The Audit Committee shall annually review its terms of reference and its own effectiveness and recommend any necessary changes to the Board.
The Audit Committee shall prepare a report on its role and responsibilities and the actions it has taken to discharge those responsibilities for inclusion in the annual report and accounts - such a report should specifically include:
- a summary of the role of the Audit Committee;
- the names and qualifications of all members of the Audit Committee during the period;
- the number of Audit Committee meetings and attendance by each member; and
- the way the Audit Committee has discharged its responsibilities.
Where disagreements between the Audit Committee and the Board cannot be resolved, the Audit Committee shall report the issue to the shareholders as part of the report on its activities in the company’s annual report.
If the Board does not accept the Audit Committee’s recommendation regarding the appointment, reappointment and removal of the external auditor(s), the Audit Committee shall include a statement explaining its recommendation and reasons why the board has taken a different stance in the annual report.

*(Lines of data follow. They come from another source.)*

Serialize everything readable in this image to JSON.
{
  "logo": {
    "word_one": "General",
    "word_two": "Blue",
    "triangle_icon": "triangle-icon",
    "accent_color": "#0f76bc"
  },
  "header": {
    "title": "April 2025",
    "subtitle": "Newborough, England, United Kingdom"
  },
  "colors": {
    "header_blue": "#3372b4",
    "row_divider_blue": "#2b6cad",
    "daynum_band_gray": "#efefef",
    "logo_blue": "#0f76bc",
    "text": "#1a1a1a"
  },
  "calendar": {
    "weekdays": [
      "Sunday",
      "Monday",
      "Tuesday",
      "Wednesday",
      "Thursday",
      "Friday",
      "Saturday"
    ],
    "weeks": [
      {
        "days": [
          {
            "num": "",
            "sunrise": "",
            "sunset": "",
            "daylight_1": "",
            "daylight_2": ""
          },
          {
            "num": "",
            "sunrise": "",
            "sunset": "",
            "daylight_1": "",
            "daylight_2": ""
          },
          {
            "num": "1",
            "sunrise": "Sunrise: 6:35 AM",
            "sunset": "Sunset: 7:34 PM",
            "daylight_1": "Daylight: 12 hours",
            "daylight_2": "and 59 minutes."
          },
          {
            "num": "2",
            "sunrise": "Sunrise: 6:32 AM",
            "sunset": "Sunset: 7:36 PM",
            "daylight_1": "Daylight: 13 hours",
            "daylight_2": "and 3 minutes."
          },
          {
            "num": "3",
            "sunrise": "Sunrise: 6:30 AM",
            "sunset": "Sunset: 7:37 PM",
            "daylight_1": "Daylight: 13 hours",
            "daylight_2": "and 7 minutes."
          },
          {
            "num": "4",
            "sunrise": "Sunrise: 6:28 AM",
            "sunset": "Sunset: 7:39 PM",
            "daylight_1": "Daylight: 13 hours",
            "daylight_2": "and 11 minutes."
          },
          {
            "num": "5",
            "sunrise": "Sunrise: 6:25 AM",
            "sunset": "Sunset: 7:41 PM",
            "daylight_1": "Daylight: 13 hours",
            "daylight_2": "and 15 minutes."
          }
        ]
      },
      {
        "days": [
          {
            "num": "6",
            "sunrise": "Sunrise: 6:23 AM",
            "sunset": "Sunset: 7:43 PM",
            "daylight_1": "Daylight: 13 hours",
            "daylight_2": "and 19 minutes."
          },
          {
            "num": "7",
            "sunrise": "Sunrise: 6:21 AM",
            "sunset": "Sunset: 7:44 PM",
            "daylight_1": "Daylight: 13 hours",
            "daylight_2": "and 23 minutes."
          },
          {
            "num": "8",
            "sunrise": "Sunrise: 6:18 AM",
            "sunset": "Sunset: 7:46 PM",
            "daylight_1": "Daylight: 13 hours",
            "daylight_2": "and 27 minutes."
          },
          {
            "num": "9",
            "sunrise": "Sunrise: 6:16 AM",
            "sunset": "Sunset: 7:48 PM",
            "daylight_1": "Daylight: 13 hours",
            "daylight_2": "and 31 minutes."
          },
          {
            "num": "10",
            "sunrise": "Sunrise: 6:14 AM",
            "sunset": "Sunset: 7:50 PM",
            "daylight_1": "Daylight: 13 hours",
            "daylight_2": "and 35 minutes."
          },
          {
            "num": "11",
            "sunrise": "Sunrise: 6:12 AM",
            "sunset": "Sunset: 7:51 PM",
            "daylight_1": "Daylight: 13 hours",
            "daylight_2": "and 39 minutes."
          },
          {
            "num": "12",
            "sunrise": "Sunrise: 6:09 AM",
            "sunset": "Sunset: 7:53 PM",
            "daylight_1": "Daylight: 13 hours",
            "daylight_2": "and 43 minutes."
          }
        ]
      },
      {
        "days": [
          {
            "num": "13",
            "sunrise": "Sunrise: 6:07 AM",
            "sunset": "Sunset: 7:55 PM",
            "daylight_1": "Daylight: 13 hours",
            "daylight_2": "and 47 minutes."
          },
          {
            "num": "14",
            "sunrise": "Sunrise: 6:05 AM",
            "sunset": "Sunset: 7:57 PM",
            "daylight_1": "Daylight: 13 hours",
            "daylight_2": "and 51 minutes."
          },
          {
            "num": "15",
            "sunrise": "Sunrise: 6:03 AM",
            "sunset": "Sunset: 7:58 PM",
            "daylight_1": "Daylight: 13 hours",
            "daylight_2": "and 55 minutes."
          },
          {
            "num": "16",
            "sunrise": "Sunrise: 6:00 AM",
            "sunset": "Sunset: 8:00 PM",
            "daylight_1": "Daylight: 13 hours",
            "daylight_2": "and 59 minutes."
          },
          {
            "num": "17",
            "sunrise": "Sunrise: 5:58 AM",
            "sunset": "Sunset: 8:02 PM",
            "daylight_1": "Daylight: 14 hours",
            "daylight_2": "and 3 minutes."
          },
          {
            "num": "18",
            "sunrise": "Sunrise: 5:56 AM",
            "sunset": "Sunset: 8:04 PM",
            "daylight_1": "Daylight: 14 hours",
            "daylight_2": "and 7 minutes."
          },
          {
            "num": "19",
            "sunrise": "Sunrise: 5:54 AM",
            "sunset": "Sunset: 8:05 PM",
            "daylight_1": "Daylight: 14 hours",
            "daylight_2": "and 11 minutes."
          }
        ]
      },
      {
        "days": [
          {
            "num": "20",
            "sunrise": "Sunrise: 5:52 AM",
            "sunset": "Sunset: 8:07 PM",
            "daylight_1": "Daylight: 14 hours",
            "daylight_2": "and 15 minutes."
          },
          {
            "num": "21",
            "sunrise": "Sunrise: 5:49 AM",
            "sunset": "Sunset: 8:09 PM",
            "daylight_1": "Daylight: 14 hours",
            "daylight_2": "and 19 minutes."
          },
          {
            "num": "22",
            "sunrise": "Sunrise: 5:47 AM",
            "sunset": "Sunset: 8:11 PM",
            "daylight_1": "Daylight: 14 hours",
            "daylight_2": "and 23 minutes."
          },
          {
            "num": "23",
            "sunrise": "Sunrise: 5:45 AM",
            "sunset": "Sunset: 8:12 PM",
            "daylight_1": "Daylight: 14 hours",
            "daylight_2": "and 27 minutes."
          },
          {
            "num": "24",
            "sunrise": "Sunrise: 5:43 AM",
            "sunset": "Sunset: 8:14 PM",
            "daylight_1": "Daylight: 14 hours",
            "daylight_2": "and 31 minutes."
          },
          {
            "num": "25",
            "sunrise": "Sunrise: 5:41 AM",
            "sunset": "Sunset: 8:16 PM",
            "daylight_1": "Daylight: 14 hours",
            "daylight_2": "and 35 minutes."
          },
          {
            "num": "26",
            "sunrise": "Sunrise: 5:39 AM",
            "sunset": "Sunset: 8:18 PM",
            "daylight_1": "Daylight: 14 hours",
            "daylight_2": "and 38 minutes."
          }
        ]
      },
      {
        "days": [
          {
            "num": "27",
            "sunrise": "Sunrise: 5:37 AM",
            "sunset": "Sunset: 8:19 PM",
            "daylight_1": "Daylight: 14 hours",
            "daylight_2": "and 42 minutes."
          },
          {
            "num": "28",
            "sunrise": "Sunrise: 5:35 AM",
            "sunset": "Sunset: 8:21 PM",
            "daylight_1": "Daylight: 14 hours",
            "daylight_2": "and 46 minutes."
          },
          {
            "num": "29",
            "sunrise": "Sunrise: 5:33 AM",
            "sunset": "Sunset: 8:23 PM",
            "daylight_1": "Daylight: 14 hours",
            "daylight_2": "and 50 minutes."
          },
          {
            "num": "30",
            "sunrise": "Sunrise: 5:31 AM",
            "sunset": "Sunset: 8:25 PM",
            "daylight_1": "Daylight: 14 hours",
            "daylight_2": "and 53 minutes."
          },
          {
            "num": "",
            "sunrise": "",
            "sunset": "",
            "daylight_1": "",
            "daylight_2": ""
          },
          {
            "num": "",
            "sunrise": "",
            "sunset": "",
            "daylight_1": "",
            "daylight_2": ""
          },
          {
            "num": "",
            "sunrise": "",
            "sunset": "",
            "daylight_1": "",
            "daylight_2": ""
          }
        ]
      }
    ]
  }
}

The Audit Committee Chairman shall attend the AGM and shall answer questions, through the Chairman of the Board, on the Audit Committee’s activities and their responsibilities.
Compliance, whistleblowing and fraud
The Committee shall:
- review the adequacy and security of the company’s arrangements for its employees and contractors to raise concerns, in confidence, about possible wrongdoing in financial reporting or other matters. The Committee shall ensure that these arrangements allow proportionate and independent investigation of such matters and appropriate follow up action;
- review the company’s procedures for detecting fraud; and
- review the company’s systems and controls for the prevention of bribery and receive reports on non-compliance.
The Audit Committee shall have access to sufficient resources in order to carry out its duties, including access to the Company Secretary as required.
The Audit Committee shall give due consideration to laws and regulations, the provisions of the UK Corporate Governance Code and the requirements of the UK Listing Authority’s Listing, Prospectus, Disclosure and Transparency Rules as appropriate.
The Audit Committee shall, on a regular basis, review its own performance, constitution and terms of reference to ensure it is operating at maximum effectiveness and recommend any changes it considers necessary to the Board for approval.